Бенкендорф опять вздохнул, ласково посмотрел на Самсонова. В его взгляде Евгений Петрович прочёл и нежность, и страдание, ему сделалось вдруг так хорошо и вместе с тем так сладко-печально, что его нагрудный знак даже отделился от мундира от тяжёлого вздоха.

– Нужно кончить, кончить нужно, mon cher… – опять заговорил Бенкендорф. – Человека переделать нельзя, ведь ты убедился в этом, убедился, значит… нужно о нём забыть… Просить государя о разводе… ммм… это скандал: нельзя… но у тебя есть выход. Все знают, что твоя жена больна, все знают, каким хорошим был ты мужем. Кого удивит, что ты готов терпеть даже с ней разлуку только затем, чтобы поправить её здоровье! Оставь её там, на Кавказе, или устрой на зиму где-нибудь в деревне у хороших и порядочных людей… Э, mon cher, повторяю, ты слишком ещё молод, чтобы не забыть этого скоро… Послушайся моего совета.

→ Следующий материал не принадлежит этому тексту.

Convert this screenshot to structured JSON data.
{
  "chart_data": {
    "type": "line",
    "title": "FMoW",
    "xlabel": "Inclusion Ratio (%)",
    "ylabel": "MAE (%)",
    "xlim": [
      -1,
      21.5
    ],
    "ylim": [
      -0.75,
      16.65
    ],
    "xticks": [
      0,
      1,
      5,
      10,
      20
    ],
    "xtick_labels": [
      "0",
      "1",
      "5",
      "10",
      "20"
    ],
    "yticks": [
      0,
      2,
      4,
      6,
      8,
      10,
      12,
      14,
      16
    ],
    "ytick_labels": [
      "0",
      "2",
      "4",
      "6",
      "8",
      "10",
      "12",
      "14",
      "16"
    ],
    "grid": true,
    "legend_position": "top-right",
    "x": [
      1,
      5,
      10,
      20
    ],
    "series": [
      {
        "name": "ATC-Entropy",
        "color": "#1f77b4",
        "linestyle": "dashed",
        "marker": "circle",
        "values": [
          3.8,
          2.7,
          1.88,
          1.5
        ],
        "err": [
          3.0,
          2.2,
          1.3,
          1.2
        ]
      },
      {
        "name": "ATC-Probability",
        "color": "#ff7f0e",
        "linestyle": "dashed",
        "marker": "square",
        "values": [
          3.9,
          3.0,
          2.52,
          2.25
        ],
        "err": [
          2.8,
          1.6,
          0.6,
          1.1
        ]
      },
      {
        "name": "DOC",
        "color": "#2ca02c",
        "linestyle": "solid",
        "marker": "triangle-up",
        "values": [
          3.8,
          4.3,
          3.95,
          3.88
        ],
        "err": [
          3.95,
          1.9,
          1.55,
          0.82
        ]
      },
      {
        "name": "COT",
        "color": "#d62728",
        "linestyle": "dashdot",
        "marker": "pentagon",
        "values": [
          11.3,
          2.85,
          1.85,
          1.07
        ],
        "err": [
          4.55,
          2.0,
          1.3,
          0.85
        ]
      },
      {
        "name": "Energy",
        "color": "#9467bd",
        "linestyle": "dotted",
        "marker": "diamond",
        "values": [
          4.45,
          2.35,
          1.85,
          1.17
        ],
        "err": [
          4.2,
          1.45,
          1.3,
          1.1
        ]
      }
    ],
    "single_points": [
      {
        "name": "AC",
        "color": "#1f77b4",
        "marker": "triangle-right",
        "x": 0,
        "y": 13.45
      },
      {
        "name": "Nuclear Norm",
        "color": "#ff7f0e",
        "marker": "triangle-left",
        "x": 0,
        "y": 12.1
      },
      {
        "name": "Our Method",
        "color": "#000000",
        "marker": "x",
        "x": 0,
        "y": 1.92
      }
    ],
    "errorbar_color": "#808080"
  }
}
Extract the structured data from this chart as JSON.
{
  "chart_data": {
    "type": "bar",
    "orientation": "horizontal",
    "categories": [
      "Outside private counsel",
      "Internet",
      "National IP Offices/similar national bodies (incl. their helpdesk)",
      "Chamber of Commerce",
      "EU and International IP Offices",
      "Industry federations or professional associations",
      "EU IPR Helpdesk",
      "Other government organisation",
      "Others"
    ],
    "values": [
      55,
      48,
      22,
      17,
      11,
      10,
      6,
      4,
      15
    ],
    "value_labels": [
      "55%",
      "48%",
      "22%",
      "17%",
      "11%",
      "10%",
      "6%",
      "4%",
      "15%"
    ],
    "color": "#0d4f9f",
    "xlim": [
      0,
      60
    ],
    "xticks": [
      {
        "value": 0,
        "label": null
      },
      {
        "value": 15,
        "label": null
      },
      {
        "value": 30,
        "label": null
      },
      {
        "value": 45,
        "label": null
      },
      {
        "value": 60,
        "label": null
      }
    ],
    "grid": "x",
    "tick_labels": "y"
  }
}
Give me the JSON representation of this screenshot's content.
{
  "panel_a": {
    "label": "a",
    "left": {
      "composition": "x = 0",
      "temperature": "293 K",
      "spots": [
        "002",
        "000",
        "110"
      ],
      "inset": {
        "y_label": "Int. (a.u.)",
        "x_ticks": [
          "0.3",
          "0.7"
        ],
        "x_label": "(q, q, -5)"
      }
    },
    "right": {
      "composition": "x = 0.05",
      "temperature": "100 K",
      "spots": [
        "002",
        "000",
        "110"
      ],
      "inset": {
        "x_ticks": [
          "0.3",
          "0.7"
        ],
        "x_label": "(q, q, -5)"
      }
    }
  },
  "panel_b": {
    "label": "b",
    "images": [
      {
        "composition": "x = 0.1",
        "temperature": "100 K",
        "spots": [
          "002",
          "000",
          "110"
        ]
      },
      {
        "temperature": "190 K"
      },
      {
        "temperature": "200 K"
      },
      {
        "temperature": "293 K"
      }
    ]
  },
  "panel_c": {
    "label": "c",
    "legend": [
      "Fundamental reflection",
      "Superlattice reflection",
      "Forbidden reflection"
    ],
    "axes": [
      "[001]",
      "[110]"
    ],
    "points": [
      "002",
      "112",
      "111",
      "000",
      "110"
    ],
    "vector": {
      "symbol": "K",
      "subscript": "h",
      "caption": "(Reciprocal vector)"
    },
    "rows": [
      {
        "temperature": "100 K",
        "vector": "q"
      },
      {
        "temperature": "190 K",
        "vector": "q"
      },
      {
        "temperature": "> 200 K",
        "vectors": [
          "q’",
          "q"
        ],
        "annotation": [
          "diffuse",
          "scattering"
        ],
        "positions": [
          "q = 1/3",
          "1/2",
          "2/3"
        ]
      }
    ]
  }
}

Самсонов послушался. Самолюбие не позволило писать с той же осторожностью и мягкостью, с какой поучал его граф. Письмо, отправленное Надежде Фёдоровне, стилем и тоном больше напоминало казённое отношение или приказание, какие рассылались из управления делами императорской Главной квартиры. Этой зимой Надежда Фёдоровна в Петербурге не появилась.

Действительно ли так хорошо понимал человеческие сердца Бенкендорф или это случилось от чего другого, – но многие нашли в ту зиму, что Евгений Петрович совсем уж не такой бука и что он даже может быть, если захочет, интересным для общества.

Птица с перебитым крылом не стала летать, но вполне освоилась и примирилась с землёю.

Весна поразила Евгения Петровича большою – с ней трудно было примириться – неприятностью. Уже давно прихварывавший Бенкендорф этой весной уезжал для лечения за границу, и, по-видимому, надолго, если не навсегда. Временно исполняющим его должность был назначен граф Алексей Фёдорович Орлов.

Орлов был бесконечно ленив, беспечен и равнодушен, больше всего на свете дорожил своим покоем, вкусным обедом, рюмкой старого и редкого вина, в котором он понимал толк. Воспитанный Бенкендорфом Самсонов, иначе и не представлявший себе своего принципала, как иссыхающим в непрерывных служебных заботах, никак не мог примириться с новыми, установившимися в его управлении порядками. Служебным девизом графа Орлова было «авось да небось». Поэтому летом, когда двор по обыкновению переехал в Петергоф, а войска выступили в лагеря и, как всегда, для Самсонова наступило самое трудное и самое беспокойное время, он приходил прямо в отчаяние от безучастного равнодушия, в котором пребывал его новый принципал.

Как на грех, это лето, как никогда, изобиловало парадами, смотрами и манёврами. Особенно много их было в июле.

При Бенкендорфе Евгений Петрович всегда заранее знал, к чему нужно быть готовым. Об этом заботился сам граф. Теперь о намерениях и планах государя он мог только гадать, читая приказы по гвардейскому корпусу. В одном из них он прочёл, что 28 июля государь «изволит объезжать лагерь под Красным Селом». Приказ был от 26-го, а у них по Главной квартире ещё не было никаких распоряжений. Евгению Петровичу показалось, что даже кожа у него на руках, как старые перчатки, только мешает осязанию. Не было даже времени предаваться отчаянию здесь, не выходя из канцелярии. Он полетел в Стрельну, где теперь пребывал на даче его начальник. Тот встретил его на террасе, в лёгком халате, обставленный вёдрами со льдом и прохладительными напитками, изнемогающий от жары, но, как всегда, благодушный и невозмутимый.